Localidade de Aveloso. (pt.wikipedia.org)
No ano letivo de 1965-1966, o meu professor de Música e prefeito de estudos, que fora, até então, pároco das freguesias de Prova e do Aveloso, do concelho de Mêda, relatava extraordinários factos protagonizados pelo homem do Aveloso que, atacado de estranho mal (nada de possessão diabólica), só acalmava, bebendo enormes quantidades de água.

A história conta-se em três penadas. Depois, há testemunhos que a pormenorizam.
Albano de Jesus Beirão nasceu na aldeia de Aveloso, concelho de Mêda, distrito da Guarda, a 1 de agosto de 1882, filho de António Beirão, natural das Astúrias, fugido de Espanha, e de Felícia de Jesus, rapariga do campo, natural de Aveloso. A partir dos sete anos de idade, começou a ser vítima de estranhos ataques que o transfiguravam por completo, que não chegaram a ser devidamente diagnosticados nem explicados e que lhe conferiam poderes sobrenaturais. Deixava de conhecer as pessoas, ficava com descomunal força e com extrema agilidade, perdia peso e dava saltos enormes, inconcebíveis, trepava pelas paredes, rebolava-se pelo solo, corria e uivava como lobo ou como cão, percorrendo as estreitas ruas da aldeia, de dia ou de noite, estarrecendo os moradores. Deixou de frequentar a escola, porque os colegas e o professor lhe tinham horror.

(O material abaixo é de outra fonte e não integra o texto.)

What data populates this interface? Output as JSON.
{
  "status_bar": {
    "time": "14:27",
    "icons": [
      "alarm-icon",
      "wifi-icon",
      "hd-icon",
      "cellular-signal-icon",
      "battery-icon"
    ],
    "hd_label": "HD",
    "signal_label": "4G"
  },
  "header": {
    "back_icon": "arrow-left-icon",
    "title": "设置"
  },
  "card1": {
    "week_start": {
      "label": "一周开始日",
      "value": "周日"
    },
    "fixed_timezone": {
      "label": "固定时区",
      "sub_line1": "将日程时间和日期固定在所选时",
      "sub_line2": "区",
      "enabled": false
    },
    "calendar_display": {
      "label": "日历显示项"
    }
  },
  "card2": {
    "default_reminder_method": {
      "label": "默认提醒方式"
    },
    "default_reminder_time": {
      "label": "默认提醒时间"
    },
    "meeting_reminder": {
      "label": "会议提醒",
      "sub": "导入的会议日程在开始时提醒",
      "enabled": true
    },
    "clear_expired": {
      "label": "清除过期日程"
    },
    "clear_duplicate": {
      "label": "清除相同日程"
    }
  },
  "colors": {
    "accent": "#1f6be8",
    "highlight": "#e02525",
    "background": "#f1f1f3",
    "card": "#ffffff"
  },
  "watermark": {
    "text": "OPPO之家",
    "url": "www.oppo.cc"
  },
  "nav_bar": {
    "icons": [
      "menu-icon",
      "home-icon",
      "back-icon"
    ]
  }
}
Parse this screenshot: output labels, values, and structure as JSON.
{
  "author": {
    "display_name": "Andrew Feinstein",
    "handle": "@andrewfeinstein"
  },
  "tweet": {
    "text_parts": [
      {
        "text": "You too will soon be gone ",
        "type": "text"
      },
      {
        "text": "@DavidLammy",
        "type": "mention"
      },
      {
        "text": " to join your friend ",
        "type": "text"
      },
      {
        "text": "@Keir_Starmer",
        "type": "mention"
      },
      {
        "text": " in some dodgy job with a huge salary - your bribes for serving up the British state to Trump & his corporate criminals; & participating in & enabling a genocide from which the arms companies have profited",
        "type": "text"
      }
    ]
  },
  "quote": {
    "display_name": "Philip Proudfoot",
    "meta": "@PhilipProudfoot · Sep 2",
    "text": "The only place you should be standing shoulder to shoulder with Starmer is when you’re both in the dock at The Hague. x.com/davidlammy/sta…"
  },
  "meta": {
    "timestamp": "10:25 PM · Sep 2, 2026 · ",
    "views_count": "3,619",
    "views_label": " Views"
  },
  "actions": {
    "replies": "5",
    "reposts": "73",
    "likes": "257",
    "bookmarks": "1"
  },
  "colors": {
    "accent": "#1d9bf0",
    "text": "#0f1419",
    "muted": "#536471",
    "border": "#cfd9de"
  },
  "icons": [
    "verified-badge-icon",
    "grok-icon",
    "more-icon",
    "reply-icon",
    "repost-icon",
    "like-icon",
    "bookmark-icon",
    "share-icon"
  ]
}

A mãe, por o filho ter uma doença destas, deixou de comer e de beber, fora emagrecendo, ficara seca, “seca como as palhas” e deixou-o órfão, ainda bastante novo.
Os ataques passaram a ser frequentes e os habitantes, embora com receio, acabaram por se acostumar ao “Albaninho” ou “Albano do Mal”. Diziam que o jovem era possuído por um “espírito ruim” que o deixava naquele estado. À soleira das portas, colocavam-lhe bacias cheias de água que Albano sorvia, sofregamente, em quantidades imensas. Contam-se muitas histórias das suas proezas. Costumava subir ao pelourinho da aldeia de cabeça para baixo e de pernas para cima e, chegado ao topo da coluna, fazia o pino sobre a cabeça. Andava de roupa interior, mas, apesar das correrias violentas, nunca rompeu a roupa. Metia-se em tocas de raposas e expulsava-as de lá mais as suas crias; dava coices às mulas; trepava aos moinhos e por lá andava a brincar; ou então, à cabeçada, deitava a baixo portões de ferro. Por não o deixarem entrar no comboio, devido à falta de bilhete, chegou a correr na linha em frente do comboio em andamento, até que o aceitaram como passageiro.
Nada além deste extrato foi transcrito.